2. Be aware of the products you are using
Many products like sunscreens and bug sprays can be harsh on the environment, especially if you’re doing any swimming in natural bodies of water. Dish soap is another big one. Buy biodegradable so that you can safely dump your dish water without harming the ecosystem. For more on this topic, check out this blog on biodegradables!
3. Pack out your #2
Whether you’re backpacking or just dispersed car-camping, it’s a chore when nature calls. The rule of thumb used to be to dig a six-inch deep hole and bury it, but as more fragile wild places gain popularity, burying has become a problem in many areas.
Some places now require that you pack out your #2, but if your goal is to truly leave no trace, you should be packing it out, no matter where you go.
Products like Restop have made it easy to pack it out without possible leaking or smell. They even make it safe to throw your waste in any trash can!
Don’t forget to pack your dog’s #2 out as well! You can learn more about the effects of Dog poop on nature here.
4. Avoid overuse
When possible, choose a campsite that’s obviously been used by others before you. There’s no need to go creating new fire rings and trampling vegetation to create a new site when existing ones can be utilized. If there are many other people in the area, avoid camping there. A busy weekend in a dispersed area can wreak havoc on the vegetation, that will take a season or more to grow back, as well as stressing the roads, bodies of water and wildlife.
5. Burn local wood
Campfires are inherently not eco-friendly, but sometimes there’s nothing that quite compares to sitting around a crackling fire and roasting marshmallows.

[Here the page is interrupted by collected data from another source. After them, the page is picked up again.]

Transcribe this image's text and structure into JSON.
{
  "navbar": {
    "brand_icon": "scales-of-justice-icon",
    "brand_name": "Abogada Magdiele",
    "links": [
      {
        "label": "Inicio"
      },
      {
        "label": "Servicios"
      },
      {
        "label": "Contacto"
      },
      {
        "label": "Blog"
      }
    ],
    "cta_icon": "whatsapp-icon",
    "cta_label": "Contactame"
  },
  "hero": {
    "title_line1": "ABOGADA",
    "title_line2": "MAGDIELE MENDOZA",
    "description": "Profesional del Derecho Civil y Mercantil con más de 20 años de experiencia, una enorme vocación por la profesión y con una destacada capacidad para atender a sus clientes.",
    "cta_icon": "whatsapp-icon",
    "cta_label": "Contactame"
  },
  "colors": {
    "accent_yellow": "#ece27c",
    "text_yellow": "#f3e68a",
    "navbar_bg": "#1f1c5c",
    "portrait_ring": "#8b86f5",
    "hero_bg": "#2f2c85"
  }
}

If you choose to have a fire, make sure that you’re burning local wood. Pine beetles have devastated forests across much of the US in recent years and moving wood risks spreading the infestation. Stop at a gas station or grocery store in the nearest town to where you’re camping to buy a bundle, or gather dead and fallen wood from around your campsite to burn to minimize impact.
And always, always remember to leave your campsite better than when you found it!